Os perigos das Fake News na era da informação
Enviada em 13/10/2022
No mundo globalizado às informações se propagam de forma rápida e incontrolável, o que cria um território fértil para a disseminação de “fake news” (notícias falsas). Isto pode ser visto no enfrentamento à covid-19, que teve o combate dificultado devido às “fake news”, que mataram milhares ao disseminar falsos tratamentos e fortalecerem às campanhas antivacina.

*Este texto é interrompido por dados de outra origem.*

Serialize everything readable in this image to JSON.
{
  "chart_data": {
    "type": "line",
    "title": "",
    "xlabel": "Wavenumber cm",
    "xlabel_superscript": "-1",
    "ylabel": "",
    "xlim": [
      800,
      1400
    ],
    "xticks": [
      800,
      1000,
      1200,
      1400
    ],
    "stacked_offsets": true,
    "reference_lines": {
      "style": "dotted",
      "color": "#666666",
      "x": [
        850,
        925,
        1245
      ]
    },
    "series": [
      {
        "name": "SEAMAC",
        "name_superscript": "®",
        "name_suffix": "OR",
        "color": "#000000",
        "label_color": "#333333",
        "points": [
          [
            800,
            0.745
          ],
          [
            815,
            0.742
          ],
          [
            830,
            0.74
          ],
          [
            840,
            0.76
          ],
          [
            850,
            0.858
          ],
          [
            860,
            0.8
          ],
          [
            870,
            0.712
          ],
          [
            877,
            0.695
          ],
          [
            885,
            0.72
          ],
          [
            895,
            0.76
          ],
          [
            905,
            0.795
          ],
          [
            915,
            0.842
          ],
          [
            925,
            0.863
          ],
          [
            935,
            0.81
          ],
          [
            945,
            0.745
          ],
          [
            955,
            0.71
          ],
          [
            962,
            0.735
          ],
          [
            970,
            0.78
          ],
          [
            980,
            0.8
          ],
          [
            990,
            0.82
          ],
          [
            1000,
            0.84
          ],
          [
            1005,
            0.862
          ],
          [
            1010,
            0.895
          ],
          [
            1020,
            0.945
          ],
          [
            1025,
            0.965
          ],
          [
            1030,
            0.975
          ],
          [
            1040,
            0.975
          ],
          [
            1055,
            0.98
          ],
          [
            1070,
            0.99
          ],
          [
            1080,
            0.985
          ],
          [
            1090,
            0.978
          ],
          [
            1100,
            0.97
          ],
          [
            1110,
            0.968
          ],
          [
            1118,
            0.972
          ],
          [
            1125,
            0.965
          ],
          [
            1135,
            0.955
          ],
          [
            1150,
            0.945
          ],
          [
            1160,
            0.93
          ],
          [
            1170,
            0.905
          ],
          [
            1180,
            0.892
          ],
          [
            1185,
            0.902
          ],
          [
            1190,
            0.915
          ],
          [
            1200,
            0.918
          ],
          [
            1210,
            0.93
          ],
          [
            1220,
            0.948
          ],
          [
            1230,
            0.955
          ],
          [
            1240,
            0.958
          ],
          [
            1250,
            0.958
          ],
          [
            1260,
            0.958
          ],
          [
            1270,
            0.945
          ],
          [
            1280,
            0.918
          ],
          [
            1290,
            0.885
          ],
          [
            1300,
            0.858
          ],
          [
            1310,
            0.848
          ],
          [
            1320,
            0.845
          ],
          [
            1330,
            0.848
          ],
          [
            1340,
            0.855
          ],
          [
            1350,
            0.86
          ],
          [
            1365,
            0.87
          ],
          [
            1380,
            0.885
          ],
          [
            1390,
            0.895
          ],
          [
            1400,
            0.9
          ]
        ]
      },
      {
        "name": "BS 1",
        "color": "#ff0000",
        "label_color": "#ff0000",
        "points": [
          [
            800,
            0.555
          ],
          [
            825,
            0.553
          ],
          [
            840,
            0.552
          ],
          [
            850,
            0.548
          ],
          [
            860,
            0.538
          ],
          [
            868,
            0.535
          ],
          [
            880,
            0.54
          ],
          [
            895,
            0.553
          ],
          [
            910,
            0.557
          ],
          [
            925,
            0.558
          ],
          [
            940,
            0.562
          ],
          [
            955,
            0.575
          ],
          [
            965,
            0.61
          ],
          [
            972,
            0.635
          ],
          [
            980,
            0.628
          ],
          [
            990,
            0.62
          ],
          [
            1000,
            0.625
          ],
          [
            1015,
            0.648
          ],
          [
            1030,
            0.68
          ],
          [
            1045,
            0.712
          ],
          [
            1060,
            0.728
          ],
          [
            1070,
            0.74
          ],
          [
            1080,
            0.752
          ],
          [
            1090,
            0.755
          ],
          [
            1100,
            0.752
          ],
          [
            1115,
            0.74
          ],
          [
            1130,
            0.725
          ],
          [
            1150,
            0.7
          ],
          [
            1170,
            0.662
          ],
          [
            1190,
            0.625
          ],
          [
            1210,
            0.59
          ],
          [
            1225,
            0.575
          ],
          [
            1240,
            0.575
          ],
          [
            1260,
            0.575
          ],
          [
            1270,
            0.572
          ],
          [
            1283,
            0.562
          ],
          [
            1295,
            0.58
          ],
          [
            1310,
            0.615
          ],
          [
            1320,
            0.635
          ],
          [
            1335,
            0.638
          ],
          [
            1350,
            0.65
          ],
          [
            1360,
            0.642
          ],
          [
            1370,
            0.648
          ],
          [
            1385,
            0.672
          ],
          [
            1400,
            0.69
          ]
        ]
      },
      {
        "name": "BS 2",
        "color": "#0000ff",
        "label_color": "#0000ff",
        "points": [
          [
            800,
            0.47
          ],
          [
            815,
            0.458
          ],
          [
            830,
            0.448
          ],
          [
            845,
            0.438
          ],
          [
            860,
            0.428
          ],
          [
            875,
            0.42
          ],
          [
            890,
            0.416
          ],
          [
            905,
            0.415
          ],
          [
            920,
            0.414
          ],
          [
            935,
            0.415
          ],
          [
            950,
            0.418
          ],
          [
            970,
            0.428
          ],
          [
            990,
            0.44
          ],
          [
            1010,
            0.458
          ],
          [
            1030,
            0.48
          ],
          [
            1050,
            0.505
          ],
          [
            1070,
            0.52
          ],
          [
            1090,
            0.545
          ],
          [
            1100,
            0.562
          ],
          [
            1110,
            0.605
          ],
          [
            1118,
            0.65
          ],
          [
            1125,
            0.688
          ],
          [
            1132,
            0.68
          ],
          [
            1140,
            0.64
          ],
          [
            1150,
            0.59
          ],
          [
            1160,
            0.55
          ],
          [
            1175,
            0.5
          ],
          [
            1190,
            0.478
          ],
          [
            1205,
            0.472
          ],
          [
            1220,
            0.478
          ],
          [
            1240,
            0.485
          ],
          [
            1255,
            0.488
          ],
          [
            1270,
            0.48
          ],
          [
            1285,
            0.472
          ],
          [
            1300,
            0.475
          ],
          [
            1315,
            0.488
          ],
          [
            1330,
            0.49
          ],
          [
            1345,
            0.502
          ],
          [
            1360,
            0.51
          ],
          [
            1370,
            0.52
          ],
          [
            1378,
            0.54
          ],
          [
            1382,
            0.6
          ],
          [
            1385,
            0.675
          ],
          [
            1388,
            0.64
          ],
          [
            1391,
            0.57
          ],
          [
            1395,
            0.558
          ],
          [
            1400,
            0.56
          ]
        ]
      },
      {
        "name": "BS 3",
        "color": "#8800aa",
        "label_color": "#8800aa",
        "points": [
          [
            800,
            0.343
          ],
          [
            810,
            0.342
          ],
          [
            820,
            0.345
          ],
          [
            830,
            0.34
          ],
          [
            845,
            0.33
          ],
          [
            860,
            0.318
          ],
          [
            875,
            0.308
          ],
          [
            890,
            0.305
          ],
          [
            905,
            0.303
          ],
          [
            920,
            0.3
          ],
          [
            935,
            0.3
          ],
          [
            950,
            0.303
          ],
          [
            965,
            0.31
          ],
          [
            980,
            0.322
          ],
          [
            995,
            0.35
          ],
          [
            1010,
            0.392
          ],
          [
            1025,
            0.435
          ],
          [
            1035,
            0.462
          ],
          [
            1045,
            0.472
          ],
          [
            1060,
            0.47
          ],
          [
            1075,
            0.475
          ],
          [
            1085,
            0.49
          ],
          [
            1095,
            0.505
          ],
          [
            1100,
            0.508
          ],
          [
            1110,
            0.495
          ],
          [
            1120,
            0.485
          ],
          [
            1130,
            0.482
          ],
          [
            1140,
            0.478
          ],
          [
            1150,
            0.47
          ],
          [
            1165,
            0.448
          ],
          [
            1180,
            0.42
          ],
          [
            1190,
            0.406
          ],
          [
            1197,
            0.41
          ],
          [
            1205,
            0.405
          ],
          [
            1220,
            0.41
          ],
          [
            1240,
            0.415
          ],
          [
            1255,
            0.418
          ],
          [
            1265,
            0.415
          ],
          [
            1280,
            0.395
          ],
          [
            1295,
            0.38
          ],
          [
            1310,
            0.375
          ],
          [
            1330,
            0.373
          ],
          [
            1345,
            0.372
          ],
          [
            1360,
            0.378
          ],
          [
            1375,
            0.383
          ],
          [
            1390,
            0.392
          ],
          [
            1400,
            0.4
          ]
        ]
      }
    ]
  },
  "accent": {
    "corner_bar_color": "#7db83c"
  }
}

Primeiramente, é preciso ressaltar que o mundo ao enfrentrar a pandemia do coronavírus teve como um parceiro dual, às tecnologias da informação, que ajudaram na disseminação de informações verdadeiras e falsas. As falsas, com uma capacidade de maior propagação, foram corroboradas até mesmo pelo presidente brasileiro Bolsonaro, como a eficácia da cloroquina e de outros tratamentos alternativos e ineficazes. O espalhamento das “fake news”, nesse contexto, provou que tais notícias possuem consequências fatais e que devem ser contidas para que se evite catástrofes.
Segundo o pensador Noam Chomsky, o fenômeno dá pós-verdade consiste na distorção deliberada da realidade com o objetivo de mudar às opiniões e percepções das pessoas. Seguindo esse pensamento, pode-se analisar o crescimento do movimentos antivacina no Brasil, que por meio da difusão de notícias falsas têm ganhado força e reduzido a cobertura vacinal da população, o que pode provocar o retorno de doenças já erradicadas no Brasil. Dado o exposto, é urgente a resolução da disseminação das “fake news”.
Assim, a fim de controlar a propagação de “fake news”, o Estado deve criar um órgão regulador e desenvolver mecanismos capazes de frear e identificar focos de divulgação de notícias falsas e punir propagadores com maior alcance e influência. Dessa forma, espera que desfechos mortais e desastrosos por “fake news” sejam reduzidos e que, assim, às pessoas estejam protegidas de fenômenos como a pós-verdade.